Where's My Head? Definition, Dataset and Models for Numeric Fused-Heads Identification and Resolution
This addresses a challenging problem in natural language understanding for computational linguistics, but it is incremental as it focuses on a specific linguistic phenomenon.
The paper tackled the computational treatment of numeric fused-heads (NFH) constructions, where head nouns are missing in noun phrases, by creating a dataset for identification and resolution and developing a neural baseline, achieving highly accurate identification and providing a 10k-example dataset for resolution.

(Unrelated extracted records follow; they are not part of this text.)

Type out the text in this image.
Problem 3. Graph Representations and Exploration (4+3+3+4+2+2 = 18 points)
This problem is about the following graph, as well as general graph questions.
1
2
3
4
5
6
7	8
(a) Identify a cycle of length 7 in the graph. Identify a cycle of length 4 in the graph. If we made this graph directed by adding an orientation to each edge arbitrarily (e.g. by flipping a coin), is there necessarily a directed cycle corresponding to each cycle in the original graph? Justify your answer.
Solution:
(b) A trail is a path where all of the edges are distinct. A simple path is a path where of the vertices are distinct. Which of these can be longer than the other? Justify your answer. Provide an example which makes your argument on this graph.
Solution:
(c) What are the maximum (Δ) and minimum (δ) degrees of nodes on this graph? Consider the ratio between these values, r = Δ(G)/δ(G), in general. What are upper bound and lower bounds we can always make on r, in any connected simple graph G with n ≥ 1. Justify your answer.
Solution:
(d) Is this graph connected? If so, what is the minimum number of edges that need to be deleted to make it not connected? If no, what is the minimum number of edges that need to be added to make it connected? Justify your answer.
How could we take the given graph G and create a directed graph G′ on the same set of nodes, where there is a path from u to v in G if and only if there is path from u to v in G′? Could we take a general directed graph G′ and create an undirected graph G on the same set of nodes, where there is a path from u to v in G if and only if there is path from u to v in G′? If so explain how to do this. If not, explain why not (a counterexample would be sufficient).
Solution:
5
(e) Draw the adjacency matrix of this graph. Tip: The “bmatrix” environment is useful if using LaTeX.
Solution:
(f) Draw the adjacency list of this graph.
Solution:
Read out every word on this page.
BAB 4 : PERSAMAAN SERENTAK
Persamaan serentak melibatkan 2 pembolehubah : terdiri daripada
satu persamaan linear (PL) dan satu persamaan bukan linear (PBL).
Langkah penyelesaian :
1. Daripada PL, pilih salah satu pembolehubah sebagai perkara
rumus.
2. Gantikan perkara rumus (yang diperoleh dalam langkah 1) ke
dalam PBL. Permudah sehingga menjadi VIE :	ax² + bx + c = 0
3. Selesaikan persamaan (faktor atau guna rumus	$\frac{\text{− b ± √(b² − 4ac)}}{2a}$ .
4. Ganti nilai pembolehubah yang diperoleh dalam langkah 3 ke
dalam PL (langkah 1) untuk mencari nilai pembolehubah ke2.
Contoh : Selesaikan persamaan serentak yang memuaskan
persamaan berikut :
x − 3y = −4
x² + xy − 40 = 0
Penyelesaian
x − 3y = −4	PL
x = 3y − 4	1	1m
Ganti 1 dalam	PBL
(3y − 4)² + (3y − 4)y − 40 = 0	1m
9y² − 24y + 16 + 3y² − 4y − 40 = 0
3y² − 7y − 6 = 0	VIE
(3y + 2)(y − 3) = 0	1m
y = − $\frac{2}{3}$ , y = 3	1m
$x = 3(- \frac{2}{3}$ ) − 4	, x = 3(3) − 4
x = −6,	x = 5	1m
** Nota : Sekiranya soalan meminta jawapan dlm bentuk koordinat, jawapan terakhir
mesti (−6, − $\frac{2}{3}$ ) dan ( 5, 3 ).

We provide the first computational treatment of fused-heads constructions (FH), focusing on the numeric fused-heads (NFH). FHs constructions are noun phrases (NPs) in which the head noun is missing and is said to be `fused' with its dependent modifier. This missing information is implicit and is important for sentence understanding. The missing references are easily filled in by humans but pose a challenge for computational models. We formulate the handling of FH as a two stages process: identification of the FH construction and resolution of the missing head. We explore the NFH phenomena in large corpora of English text and create (1) a dataset and a highly accurate method for NFH identification; (2) a 10k examples (1M tokens) crowd-sourced dataset of NFH resolution; and (3) a neural baseline for the NFH resolution task. We release our code and dataset, in hope to foster further research into this challenging problem.